A coffee house in Nagore. Shankar says coffee drinking in the south was more of a 20th century phenomenon. Rice water was the preferred drink, before this. Coffee became more acceptable after the rice shortages during World War I

To write a biographical account of food in a country as diverse and vast as India is daunting, admits Shylashri Shankar, a senior fellow at the Centre for Policy Research, New Delhi. And yet, Shankar has spent the last three years exploring India's relationship with food, and how it has shaped the Indian identity. "India is a multitude of little things, and a lot of different groups. No two groups are similar. That was very important for me [when researching]. One had to look at India as a hybrid, rather than an entity," she says.

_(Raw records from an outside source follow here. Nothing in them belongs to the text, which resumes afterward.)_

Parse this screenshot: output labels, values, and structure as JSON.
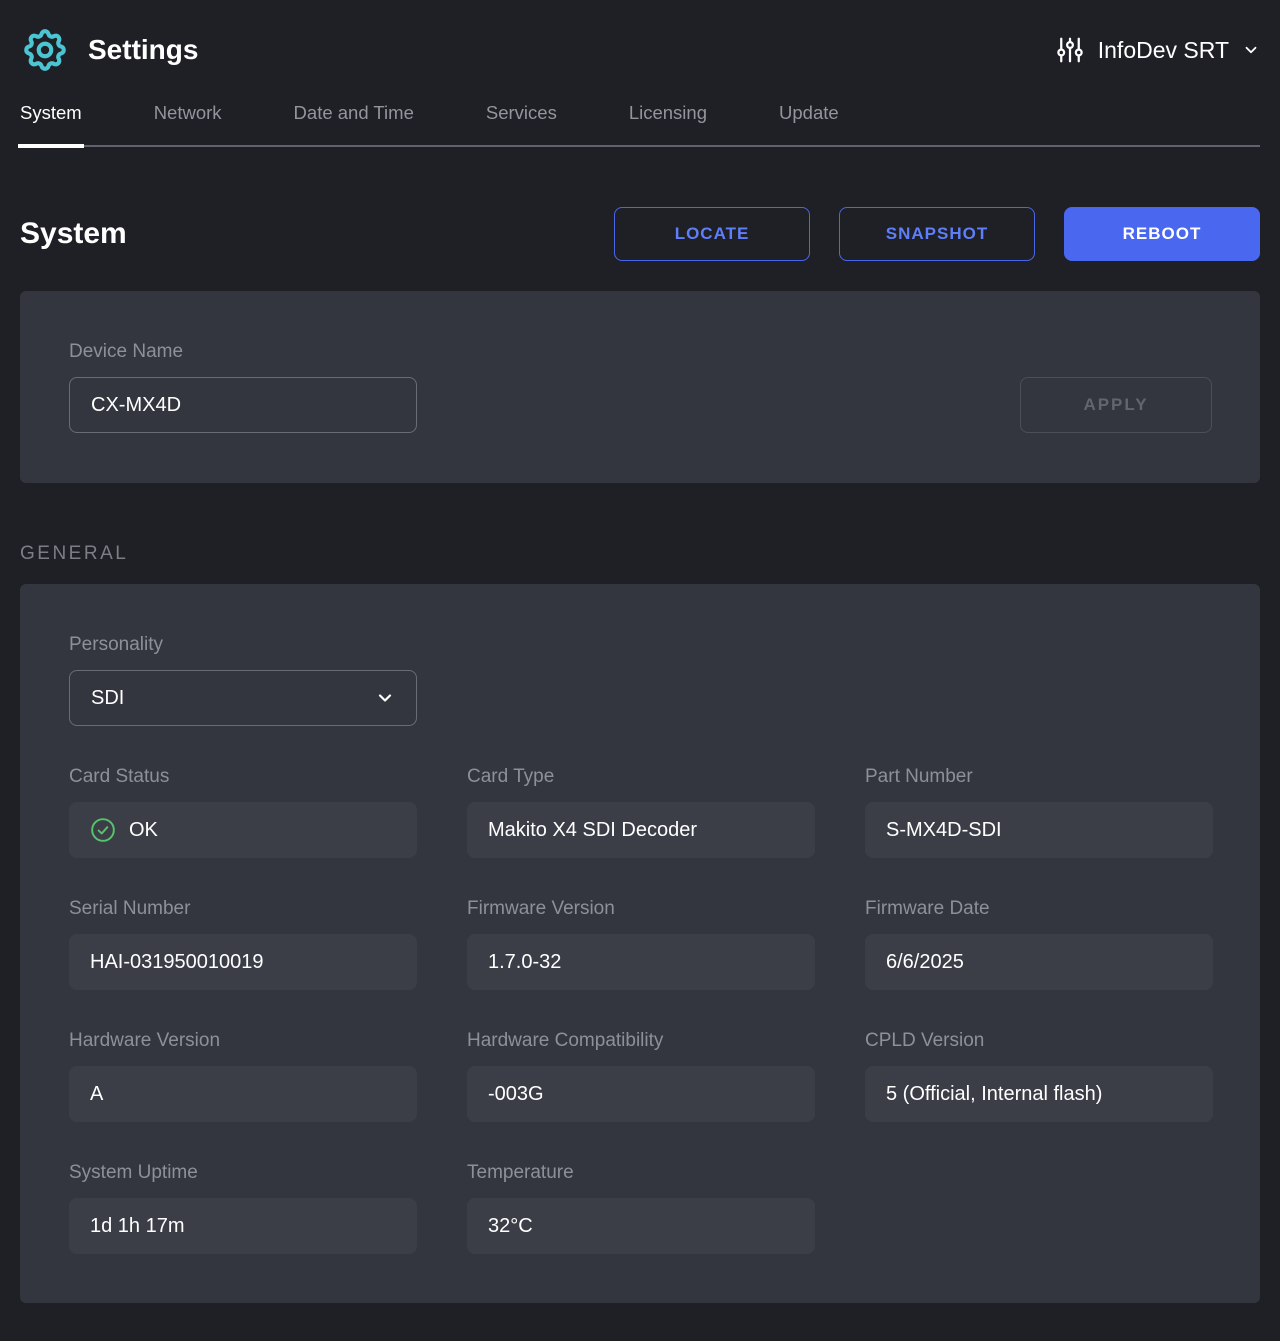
{
  "colors": {
    "accent_blue": "#4a67f0",
    "outline_blue_text": "#5f7efa",
    "brand_teal": "#4cc5d2",
    "status_ok_green": "#55c46a",
    "page_bg": "#1e2025",
    "card_bg": "#33363e",
    "value_box_bg": "#3b3e47"
  },
  "header": {
    "title": "Settings",
    "device_selector_label": "InfoDev SRT"
  },
  "tabs": [
    {
      "label": "System",
      "active": true
    },
    {
      "label": "Network",
      "active": false
    },
    {
      "label": "Date and Time",
      "active": false
    },
    {
      "label": "Services",
      "active": false
    },
    {
      "label": "Licensing",
      "active": false
    },
    {
      "label": "Update",
      "active": false
    }
  ],
  "page": {
    "title": "System",
    "actions": {
      "locate": "LOCATE",
      "snapshot": "SNAPSHOT",
      "reboot": "REBOOT"
    }
  },
  "device_name_card": {
    "label": "Device Name",
    "value": "CX-MX4D",
    "apply_label": "APPLY"
  },
  "general_section": {
    "heading": "GENERAL",
    "personality": {
      "label": "Personality",
      "value": "SDI"
    },
    "fields": [
      {
        "label": "Card Status",
        "value": "OK",
        "status": "ok"
      },
      {
        "label": "Card Type",
        "value": "Makito X4 SDI Decoder"
      },
      {
        "label": "Part Number",
        "value": "S-MX4D-SDI"
      },
      {
        "label": "Serial Number",
        "value": "HAI-031950010019"
      },
      {
        "label": "Firmware Version",
        "value": "1.7.0-32"
      },
      {
        "label": "Firmware Date",
        "value": "6/6/2025"
      },
      {
        "label": "Hardware Version",
        "value": "A"
      },
      {
        "label": "Hardware Compatibility",
        "value": "-003G"
      },
      {
        "label": "CPLD Version",
        "value": "5 (Official, Internal flash)"
      },
      {
        "label": "System Uptime",
        "value": "1d 1h 17m"
      },
      {
        "label": "Temperature",
        "value": "32°C"
      }
    ]
  }
}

Her new book, Turmeric Nation: A Passage Through India's Tastes (Speaking Tiger), attempts to explore the pluralism of our foods, and how our geography, Gods, and even our attitudes influence what we consume. Turmeric, she shares, is symbolic of the commonality within this mosaic of a culture. "It has an ancient lineage; it was found in the cooking pots of the Harappans, who lived in North India in 2600 BCE. Turmeric is also ubiquitous in India; it is found [or aspired to, in the case of very poor Dalits] in the dal and sabzi prepared even for a simple meal. While its use is not universal, the craving for turmeric is pan-Indian," she writes in the book.